How AgentCTX Works
Follow one agent's journey — from starting empty to full-stack compression — in 7 interactive steps.
Starting Empty
Every session, an agent starts with nothing.
No memory of yesterday. No recall of decisions made. The agent is handed 40+ tool descriptions it may never use — burning nearly 10,000 tokens before it can even begin to reason. On smaller models (128K), this overhead triggers context overflow within 30 turns. On frontier models (200K–1M), the extra room just means more space for the agent to lose important details in the noise — the "lost in the middle" problem gets worse, not better.
The Agent Speaks CTX
What if it could ask in 10 tokens instead of 10,000?
CTX is a structured query language designed for how agents actually think.

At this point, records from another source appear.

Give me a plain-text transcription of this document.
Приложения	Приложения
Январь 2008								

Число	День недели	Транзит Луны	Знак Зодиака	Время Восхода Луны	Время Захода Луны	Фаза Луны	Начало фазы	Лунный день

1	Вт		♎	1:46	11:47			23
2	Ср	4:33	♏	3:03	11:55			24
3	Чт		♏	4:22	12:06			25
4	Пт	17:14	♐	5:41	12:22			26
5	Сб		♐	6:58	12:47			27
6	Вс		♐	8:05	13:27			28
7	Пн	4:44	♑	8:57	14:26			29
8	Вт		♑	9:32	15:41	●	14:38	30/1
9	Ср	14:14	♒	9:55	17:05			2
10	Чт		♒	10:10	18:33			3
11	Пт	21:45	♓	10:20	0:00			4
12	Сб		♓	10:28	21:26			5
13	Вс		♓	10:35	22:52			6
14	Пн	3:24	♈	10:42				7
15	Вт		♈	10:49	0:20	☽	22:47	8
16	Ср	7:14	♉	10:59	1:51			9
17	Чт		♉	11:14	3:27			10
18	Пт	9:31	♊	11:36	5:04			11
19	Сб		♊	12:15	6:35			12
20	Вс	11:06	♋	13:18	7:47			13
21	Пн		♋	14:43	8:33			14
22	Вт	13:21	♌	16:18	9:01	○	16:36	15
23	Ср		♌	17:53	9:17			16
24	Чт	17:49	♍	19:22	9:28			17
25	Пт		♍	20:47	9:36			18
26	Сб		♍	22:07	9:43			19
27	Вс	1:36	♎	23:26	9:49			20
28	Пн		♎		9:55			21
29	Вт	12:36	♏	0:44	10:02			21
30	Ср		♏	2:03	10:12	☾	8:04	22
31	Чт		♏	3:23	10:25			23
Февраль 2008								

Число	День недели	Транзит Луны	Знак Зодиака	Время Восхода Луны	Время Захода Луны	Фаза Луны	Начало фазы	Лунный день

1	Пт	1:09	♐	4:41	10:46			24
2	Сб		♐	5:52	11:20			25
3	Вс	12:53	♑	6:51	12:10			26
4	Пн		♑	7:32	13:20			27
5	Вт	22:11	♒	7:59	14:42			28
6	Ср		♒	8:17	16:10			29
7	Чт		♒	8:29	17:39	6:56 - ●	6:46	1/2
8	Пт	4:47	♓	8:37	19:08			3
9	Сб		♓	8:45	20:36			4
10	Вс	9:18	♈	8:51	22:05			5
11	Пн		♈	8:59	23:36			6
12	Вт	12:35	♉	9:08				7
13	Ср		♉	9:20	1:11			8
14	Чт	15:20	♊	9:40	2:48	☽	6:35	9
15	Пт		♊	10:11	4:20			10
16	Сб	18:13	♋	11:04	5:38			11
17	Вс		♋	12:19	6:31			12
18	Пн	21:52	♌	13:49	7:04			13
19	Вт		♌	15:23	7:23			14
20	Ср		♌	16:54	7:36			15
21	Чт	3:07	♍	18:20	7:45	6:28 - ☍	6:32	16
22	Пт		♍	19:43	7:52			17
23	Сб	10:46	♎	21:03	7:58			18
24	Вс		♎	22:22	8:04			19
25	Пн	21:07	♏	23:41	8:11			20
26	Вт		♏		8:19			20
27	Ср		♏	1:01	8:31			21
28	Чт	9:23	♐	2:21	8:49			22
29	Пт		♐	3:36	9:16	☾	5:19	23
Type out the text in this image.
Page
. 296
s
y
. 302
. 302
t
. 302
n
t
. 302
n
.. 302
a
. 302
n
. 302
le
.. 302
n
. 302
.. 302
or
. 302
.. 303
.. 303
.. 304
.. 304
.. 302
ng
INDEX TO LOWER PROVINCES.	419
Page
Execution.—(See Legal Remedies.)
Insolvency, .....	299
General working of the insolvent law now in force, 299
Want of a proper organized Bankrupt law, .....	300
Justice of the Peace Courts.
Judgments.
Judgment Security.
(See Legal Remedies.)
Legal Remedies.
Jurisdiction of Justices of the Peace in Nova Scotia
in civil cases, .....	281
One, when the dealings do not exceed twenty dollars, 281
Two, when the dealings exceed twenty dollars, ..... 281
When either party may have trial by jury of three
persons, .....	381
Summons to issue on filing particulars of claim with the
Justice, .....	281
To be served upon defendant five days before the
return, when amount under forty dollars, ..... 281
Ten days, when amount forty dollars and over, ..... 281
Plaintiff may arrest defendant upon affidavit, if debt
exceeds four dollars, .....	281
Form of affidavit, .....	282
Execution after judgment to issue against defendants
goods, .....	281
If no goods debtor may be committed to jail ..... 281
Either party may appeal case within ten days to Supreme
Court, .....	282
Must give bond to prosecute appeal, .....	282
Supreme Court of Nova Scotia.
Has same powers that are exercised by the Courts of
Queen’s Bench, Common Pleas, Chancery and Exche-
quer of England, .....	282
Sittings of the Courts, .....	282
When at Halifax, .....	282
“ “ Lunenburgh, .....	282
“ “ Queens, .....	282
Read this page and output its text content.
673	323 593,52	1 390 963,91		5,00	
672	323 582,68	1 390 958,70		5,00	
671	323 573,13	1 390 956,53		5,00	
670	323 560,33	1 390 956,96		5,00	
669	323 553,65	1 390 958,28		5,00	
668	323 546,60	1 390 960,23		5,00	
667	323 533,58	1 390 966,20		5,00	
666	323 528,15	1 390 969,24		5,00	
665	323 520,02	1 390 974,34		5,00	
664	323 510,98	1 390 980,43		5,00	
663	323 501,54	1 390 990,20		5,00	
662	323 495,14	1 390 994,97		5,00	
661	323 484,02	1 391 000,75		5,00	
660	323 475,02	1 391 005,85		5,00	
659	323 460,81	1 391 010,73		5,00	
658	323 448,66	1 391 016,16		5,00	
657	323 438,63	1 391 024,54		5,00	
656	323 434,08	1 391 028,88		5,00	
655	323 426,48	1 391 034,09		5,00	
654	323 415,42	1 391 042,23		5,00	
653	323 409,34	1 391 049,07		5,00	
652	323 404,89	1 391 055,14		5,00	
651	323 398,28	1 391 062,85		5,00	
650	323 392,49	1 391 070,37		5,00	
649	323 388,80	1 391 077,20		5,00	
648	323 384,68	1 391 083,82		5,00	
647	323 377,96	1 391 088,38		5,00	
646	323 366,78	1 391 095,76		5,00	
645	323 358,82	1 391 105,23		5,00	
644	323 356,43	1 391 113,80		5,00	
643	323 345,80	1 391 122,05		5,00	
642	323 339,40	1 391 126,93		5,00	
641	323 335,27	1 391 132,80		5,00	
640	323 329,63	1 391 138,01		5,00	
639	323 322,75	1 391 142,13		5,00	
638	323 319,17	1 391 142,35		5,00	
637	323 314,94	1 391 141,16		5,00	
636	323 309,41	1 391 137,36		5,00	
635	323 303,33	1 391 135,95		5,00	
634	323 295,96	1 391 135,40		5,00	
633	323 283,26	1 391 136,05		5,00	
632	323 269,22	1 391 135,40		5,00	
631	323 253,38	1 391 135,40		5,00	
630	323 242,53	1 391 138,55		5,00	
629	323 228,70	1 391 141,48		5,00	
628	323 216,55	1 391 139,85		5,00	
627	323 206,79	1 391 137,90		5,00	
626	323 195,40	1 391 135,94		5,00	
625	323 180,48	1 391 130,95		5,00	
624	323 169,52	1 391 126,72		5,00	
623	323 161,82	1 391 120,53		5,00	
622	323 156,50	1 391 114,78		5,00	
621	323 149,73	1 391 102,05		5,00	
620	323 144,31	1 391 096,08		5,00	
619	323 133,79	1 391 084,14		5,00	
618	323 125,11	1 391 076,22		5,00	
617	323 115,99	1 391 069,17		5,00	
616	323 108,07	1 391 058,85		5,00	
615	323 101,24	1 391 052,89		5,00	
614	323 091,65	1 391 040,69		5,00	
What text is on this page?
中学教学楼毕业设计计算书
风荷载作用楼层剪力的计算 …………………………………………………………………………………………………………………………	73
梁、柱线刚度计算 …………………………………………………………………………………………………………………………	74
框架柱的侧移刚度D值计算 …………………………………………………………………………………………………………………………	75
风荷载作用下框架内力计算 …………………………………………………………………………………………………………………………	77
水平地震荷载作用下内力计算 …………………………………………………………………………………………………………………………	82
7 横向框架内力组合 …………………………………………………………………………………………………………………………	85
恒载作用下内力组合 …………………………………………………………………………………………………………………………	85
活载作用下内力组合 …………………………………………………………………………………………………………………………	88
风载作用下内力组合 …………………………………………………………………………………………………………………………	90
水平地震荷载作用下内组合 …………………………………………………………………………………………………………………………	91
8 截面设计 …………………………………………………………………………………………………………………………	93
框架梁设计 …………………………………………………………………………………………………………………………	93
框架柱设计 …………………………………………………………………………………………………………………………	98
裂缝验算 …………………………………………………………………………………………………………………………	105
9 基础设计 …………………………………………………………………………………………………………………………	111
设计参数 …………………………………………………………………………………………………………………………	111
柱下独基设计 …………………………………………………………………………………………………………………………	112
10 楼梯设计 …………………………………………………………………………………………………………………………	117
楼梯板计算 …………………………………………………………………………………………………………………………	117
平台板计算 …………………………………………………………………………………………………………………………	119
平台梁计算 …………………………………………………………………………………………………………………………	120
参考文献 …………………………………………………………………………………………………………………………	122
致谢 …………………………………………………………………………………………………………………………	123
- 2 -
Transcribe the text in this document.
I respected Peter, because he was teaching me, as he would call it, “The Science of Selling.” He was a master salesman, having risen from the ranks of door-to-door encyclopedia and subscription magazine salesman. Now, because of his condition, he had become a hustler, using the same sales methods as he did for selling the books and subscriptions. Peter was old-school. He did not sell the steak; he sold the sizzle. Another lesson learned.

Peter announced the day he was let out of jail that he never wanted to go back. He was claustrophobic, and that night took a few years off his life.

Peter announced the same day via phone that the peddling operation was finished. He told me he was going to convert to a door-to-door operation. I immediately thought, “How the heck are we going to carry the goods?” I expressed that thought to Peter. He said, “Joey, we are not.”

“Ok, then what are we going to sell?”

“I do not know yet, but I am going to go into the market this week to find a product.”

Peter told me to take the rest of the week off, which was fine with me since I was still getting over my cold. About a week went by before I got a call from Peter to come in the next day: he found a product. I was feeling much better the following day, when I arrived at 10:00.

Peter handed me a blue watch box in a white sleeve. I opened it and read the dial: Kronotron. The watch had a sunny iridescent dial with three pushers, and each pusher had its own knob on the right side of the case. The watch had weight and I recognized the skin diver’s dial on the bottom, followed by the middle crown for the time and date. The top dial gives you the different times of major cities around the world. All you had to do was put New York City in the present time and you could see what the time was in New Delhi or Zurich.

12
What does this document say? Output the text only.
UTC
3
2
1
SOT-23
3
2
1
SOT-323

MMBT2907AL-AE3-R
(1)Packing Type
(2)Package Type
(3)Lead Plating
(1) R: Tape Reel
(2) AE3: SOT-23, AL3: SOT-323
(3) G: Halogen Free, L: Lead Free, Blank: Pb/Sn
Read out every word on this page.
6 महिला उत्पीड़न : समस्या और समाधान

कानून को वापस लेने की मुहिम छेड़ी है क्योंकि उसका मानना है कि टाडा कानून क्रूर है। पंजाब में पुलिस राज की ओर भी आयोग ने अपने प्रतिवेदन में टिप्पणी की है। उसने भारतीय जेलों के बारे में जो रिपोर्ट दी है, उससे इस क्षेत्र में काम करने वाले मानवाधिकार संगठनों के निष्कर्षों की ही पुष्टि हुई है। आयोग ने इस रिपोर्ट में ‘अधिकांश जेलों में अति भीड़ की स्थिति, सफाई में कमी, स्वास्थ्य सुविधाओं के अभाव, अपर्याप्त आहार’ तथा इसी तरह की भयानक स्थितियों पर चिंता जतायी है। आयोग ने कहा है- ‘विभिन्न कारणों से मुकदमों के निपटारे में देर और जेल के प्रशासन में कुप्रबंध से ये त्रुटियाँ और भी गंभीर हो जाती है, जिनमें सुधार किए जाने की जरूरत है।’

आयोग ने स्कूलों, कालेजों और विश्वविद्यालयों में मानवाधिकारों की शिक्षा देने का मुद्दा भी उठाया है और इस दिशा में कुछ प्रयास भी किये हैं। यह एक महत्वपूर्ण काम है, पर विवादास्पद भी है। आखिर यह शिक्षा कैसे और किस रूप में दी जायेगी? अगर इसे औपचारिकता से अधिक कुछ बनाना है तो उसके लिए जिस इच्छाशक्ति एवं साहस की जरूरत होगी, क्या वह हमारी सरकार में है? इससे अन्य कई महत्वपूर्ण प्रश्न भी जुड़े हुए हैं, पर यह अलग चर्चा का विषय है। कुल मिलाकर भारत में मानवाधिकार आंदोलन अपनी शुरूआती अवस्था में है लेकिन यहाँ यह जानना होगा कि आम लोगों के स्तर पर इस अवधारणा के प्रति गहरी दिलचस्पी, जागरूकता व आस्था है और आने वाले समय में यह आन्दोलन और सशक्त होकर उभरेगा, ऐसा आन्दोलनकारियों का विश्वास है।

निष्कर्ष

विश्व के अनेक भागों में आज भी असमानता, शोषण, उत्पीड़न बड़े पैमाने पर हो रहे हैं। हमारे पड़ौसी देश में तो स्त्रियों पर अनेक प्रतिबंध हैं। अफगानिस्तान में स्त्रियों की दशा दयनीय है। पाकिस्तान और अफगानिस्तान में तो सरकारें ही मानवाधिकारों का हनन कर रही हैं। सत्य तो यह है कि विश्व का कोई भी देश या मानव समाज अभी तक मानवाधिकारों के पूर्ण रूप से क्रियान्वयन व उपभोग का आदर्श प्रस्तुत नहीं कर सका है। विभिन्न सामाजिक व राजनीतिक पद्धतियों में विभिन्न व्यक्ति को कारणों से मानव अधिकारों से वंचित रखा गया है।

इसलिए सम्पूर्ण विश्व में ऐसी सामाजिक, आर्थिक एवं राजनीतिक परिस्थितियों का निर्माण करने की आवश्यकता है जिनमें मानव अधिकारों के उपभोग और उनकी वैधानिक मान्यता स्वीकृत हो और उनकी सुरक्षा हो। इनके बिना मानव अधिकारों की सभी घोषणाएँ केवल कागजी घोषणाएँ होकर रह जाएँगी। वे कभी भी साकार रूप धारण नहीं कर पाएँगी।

Instead of verbose JSON-RPC payloads, the agent writes concise operations — each one a thought and an action fused into a single expression.
{
"jsonrpc": "2.0",
"method": "tools/call",
"params": {
"name": "search_issues",
"arguments": {
"query": "state:open is:issue",
"limit": 10
}
},
"id": 1
}?t github.search_issues "state:open is:issue" ^10
The Gateway Routes
One gateway. Seven planes. The agent doesn't need to know which backend handles what.
The CTX Gateway is a zero-trust router. It parses the agent's statement, identifies the target plane, runs it through 8-layer security middleware, and dispatches to the right backend — all in one hop. Bigger context windows don't solve this: routing 70 tool descriptions through a 1M-token window still costs the same per-token, and the agent still has to parse them all.
Memory That Persists
The agent remembers — across sessions, across days.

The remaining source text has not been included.